Bill could reach governor’s desk in few days
Indications are good that the House of Representatives will accept the Senate-amended $134.33-million government budget bill for fiscal year 2015 that will give the Public School System an added $1.61 million to help reduce teacher-student ratio in classrooms, Ways and Means Committee chair Tony Sablan (Ind-Saipan) told Saipan Tribune yesterday. The CNMI would set a record early passage of a spending bill in August if the House approves the Senate version on Thursday.
Senators made sure that PSS will spend over $1.161 million of the total additional funds only to hire 35 new teachers.
“The only way to reduce teacher-student ratio is to put more teachers in the classroom,” Sablan said.
Rep. Ralph Yumul (Ind-Saipan), chairman of the ad-hoc Cost-Cutting Committee, said the panel supports funneling funds as a result of cost-cutting measures to PSS.
“If the House passes the budget on Thursday, we might have a budget within two weeks,” Yumul said.
Budget bills almost always get passed right before the start of a new fiscal year on Oct. 1 but it’s likely not the case in this election year. In 2010, the government had to partially shut down because the Legislature failed to reach a compromise on a spending package.
Sablan said the Ways and Means Committee “anticipated” the Senate’s amendments, including the increased PSS budget, the additional funding for the Northern Marianas Technical Institute, and the restoration of close to $400,000 for Tinian.
In fact, the two committees from the House and Senate with oversight over government budgets communicated before the Senate could act on the budget bill.
“If there’s no need to reject it, if we don’t have a problem with it, we would recommend passage of the bill. …We discussed the major amendments with the Senate Fiscal Affairs and I’m glad we reached a compromise,” Sablan said in an interview on Capital Hill.
Senate Fiscal Affairs Committee chair Jovita Taimanao (Ind-Rota) is also looking forward to a House approval of the Senate-amended spending package.
If for some reason the House rejects the Senate version, Sablan said there is no reason a conference committee would take more than two days to come up with a compromise bill.
“That is, if everybody sits down together and approach it with open mind, and come up with a responsible expenditure plan for 2015. I don’t see any reason why we can’t do it in one or two days,” Sablan added.
Sablan anticipates a supplemental budget before fiscal year 2015 is out “so no need to haggle now over thousands of dollars to address items.”
“The important thing is that we’re able to bring in the Marianas Visitors Authority and work out a compromise.
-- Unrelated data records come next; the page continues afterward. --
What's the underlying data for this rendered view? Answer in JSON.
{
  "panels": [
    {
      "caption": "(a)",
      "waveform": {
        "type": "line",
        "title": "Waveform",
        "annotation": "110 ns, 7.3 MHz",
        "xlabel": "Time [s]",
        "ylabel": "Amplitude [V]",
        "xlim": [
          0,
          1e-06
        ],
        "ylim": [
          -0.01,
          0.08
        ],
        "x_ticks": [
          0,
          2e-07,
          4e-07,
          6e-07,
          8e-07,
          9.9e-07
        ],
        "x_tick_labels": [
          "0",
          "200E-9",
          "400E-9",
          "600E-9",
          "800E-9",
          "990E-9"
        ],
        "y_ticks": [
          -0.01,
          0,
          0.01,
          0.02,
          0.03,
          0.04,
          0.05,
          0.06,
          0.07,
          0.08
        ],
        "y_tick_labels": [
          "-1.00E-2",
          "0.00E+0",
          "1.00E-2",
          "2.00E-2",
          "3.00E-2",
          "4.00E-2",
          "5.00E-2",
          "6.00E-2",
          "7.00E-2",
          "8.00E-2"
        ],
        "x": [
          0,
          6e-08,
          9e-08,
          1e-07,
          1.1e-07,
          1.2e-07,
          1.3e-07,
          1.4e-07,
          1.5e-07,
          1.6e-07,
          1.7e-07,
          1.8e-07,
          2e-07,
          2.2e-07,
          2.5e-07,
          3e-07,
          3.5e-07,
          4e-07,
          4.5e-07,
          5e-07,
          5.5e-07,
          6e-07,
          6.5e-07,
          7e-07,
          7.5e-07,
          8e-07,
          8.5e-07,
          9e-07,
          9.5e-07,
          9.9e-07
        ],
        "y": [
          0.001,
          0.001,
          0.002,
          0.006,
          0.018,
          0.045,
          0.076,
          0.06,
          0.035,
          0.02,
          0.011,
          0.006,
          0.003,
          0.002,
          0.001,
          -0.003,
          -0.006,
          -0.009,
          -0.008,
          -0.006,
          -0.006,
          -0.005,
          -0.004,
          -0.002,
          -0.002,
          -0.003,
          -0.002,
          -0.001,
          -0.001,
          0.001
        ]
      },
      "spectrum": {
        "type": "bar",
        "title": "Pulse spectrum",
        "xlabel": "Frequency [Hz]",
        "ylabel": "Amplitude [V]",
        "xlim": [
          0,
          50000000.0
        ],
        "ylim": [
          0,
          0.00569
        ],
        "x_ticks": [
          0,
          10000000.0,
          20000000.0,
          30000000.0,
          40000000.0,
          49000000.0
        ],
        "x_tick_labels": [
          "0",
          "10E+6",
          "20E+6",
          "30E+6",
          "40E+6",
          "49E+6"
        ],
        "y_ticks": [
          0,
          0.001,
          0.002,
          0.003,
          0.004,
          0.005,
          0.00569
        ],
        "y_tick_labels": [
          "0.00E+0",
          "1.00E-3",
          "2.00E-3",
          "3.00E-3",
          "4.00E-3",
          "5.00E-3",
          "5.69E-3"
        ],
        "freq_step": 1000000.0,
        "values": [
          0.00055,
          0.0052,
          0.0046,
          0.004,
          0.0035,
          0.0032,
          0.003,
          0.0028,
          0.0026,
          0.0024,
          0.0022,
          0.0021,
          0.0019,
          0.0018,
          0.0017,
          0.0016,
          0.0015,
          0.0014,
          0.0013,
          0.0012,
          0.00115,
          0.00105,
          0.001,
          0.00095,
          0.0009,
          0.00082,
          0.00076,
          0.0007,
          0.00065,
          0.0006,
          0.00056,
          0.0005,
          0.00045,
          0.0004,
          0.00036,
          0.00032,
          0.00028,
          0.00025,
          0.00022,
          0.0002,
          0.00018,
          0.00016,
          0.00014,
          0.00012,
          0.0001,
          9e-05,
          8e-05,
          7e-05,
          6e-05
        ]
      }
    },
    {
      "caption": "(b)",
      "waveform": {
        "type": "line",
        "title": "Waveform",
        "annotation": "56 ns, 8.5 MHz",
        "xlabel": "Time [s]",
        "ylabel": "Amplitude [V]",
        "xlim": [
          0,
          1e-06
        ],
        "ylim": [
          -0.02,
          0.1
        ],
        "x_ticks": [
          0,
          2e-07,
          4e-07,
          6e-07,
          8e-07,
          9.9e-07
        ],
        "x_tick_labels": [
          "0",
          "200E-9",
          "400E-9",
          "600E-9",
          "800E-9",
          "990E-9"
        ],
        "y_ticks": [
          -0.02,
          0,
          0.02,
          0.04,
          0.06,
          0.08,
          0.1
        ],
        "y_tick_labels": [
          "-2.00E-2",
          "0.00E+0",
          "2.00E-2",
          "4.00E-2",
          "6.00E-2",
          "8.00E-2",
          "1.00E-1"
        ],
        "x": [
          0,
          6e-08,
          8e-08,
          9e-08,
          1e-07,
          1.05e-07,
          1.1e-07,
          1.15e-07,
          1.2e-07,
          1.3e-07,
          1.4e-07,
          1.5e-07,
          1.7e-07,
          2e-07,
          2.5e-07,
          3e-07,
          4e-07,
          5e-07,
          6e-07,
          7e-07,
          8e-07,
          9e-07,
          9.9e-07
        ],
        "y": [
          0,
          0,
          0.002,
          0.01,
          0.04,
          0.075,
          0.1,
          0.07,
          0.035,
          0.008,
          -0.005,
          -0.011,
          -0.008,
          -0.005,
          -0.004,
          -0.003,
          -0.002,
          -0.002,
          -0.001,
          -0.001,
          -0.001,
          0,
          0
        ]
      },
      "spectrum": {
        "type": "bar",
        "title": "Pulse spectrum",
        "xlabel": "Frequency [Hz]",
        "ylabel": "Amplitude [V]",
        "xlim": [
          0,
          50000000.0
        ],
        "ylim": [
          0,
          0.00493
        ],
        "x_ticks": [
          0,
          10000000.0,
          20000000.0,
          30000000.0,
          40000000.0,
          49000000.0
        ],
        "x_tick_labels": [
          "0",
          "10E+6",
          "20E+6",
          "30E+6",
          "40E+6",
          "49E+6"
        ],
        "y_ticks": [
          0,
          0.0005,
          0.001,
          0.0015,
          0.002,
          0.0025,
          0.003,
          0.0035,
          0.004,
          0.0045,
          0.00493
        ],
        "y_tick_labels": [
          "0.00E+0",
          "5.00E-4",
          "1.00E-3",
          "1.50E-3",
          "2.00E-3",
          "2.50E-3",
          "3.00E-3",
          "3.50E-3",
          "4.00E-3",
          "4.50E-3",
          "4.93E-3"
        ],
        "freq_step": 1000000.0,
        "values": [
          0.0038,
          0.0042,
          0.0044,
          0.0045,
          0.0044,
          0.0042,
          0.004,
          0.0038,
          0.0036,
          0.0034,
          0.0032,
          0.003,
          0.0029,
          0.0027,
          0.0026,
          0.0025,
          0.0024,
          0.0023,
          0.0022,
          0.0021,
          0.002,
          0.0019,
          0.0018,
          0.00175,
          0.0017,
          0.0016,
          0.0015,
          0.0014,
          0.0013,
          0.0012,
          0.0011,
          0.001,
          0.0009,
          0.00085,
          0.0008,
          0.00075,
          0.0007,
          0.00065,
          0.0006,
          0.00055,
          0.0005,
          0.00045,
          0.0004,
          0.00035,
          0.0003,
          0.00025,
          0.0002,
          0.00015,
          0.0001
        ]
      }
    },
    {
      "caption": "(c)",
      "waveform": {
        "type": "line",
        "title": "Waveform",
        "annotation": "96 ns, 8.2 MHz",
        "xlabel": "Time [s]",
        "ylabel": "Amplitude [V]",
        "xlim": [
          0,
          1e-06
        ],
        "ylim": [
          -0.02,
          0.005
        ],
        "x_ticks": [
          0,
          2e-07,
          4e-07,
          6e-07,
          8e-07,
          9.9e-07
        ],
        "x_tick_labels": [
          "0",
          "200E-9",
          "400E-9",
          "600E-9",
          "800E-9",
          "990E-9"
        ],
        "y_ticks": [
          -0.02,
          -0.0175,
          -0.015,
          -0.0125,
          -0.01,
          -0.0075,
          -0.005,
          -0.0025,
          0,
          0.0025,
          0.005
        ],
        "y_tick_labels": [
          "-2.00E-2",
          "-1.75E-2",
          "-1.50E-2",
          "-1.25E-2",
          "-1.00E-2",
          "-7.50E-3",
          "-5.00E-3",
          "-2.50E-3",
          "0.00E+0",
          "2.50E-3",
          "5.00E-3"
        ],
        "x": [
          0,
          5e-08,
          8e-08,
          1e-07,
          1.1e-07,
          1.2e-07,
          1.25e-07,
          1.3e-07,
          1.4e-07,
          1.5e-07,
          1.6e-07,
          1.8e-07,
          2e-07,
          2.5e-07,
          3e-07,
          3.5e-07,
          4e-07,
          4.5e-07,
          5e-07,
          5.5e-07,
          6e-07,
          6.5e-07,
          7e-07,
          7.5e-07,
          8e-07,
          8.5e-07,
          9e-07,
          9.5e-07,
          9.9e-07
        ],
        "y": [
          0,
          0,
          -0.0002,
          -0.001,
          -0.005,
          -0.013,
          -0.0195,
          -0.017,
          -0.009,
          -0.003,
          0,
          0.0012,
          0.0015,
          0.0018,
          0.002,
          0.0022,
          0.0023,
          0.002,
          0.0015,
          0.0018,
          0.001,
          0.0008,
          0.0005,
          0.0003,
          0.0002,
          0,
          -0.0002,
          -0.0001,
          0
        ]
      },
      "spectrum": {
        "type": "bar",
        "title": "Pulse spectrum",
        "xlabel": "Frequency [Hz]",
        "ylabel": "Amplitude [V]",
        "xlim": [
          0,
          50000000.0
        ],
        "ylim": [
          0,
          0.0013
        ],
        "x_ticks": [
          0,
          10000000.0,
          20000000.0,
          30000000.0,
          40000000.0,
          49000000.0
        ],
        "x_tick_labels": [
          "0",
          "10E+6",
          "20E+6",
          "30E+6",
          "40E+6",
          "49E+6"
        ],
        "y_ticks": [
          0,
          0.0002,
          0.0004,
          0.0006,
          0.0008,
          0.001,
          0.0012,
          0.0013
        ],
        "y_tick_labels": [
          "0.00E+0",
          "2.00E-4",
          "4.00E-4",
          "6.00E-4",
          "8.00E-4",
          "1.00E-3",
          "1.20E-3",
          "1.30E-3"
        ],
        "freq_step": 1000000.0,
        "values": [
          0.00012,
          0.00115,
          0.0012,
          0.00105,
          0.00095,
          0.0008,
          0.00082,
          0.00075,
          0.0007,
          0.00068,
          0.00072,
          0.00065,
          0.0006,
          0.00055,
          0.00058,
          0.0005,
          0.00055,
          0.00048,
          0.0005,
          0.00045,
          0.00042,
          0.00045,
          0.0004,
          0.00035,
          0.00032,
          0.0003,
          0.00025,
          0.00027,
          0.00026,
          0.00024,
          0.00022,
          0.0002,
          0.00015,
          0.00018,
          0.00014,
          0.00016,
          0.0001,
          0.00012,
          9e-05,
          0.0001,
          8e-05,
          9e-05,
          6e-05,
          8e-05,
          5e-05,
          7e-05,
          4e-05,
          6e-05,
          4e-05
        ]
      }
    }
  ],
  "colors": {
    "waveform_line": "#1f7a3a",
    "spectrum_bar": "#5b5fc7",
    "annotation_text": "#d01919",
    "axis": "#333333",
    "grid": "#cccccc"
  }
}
They agreed,” he added.
The additional funding given to PSS came from funds earlier set aside for MVA.
Sablan said the Ways and Means Committee, which will meet today, also is likely to support the Senate’s reduction in lawmakers’ allocations and leadership funds to be able to restore $400,000 for Tinian.
He said there is also support for the Senate’s decision to increase NMTI’s funding from $200,000 to $400,000. The additional $200,000 came from $100,000 each taken from PSS and Northern Marianas College.
“The other amendments are minor issues. Again, in my view they won’t be a major concern at least in the committee,” Sablan added.
He said this could be the first time in CNMI legislative history that a budget passes both the House and Senate in August. The new fiscal year begins on Oct. 1.
“You could say 2014 is history in the making,” he said. “I can say this is what happens when people take the time to communicate. We were able to communicate with the Senate Fiscal Affairs Committee. We compromised on certain provisions and I’m glad to see them in the Senate version.”
House Bill 18-201, House Draft 3, Senate Substitute 2 is now back to the House for approval or rejection after the Senate passage on Thursday last week.
The Senate gave PSS, as promised, an additional $1.61 million, bringing its budget to over $33.441 million for 2015. This will enable PSS to, among other things, meet the federal maintenance-of-efforts requirements and reduce teacher-student ratio.